April 28, 2015

Led Zeppelin - Led Zeppelin III (1970)

When I was 12 years old I found my dad's vinyl copy of III sitting out and thought the cover was dope as hell. I knew nothing about the band but started downloading single songs from a now defunct music file search engine. Like any 12 year old I thought The Immigrant Song was the conclusion to music as we know it and happened to see that it was from the album Led Zeppelin III. One day I was looking through Best Buy's overpriced Led Zeppelin reissues and naturally went straight for III. My dad questioned my decision, "really, that one?" "yeah, why?" "I mean nobody really talks about it, you'd be best starting off with IV or II". For some reason I humored him--not like he cared at all--and got II and Houses of the Holy. I enjoyed my new music to the point of almost wearing down the CDs, but retained a fascination with Led Zeppelin III. Yeah there was the The Immigrant Song, but I had never heard of anything off of the tracklist before and was still captivated by the perplexing cover. For being one of the biggest groups of all time with a ridiculous amount of press in their days, Led Zeppelin remains such a mysterious group to me, especially the weirdness of Jimmy Page, who dominates this particular album, and consequently III was their most mysterious album to me. And still is...

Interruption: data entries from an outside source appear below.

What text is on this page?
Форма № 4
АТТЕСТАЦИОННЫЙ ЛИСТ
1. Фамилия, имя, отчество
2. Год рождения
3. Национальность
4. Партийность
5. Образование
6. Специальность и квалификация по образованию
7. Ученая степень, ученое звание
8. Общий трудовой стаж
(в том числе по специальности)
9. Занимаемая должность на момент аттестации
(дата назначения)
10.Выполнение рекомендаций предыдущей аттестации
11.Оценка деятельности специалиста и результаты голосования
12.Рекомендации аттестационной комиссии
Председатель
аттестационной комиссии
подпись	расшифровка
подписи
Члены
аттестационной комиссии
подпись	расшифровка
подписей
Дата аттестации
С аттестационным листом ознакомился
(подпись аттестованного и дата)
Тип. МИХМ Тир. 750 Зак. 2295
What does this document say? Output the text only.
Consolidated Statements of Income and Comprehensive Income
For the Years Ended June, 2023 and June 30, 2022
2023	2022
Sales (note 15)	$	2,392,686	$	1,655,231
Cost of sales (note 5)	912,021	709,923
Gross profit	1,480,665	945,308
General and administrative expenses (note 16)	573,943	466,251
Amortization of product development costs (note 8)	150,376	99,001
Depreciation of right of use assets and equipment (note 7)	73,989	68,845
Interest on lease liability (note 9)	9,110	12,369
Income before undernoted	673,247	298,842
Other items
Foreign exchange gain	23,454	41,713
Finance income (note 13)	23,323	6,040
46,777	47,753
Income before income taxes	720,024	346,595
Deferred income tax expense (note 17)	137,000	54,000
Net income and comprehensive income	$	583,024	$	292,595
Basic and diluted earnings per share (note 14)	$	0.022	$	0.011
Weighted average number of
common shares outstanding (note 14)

I finally got around to listening to III and loved it, but in a different way than any of their other albums. Something is haunted about Led Zeppelin III and it's probably because of the acoustically driven Gaelic, Celtic, Welsh, or whatever folk songs written in an isolated ancient cottage somewhere out in Wales. There are echoes of the American blues rock Led Zeppelin was familiar with on Since I've Been Loving You and Out On The Tiles, but even that starts to sound ghoulish when put up next to the swirling acoustic barrages of Bron-Yr-Aur Stomp, Gallows Pole, Tangerine, or That's The Way. The opening cries of Immigrant Song are one thing, but when exaggerated with the demented Friends and paired with the closing (either psychedelic or anti-psychedelic) Hats Off To Harper the whole album is made into some kind of ancient Stonehedge witchcraft type shit. And that's pretty damn awesome. I can't make a decision on what my favorite Led Zeppelin album is, but neither can I think of a reason why this wouldn't be it.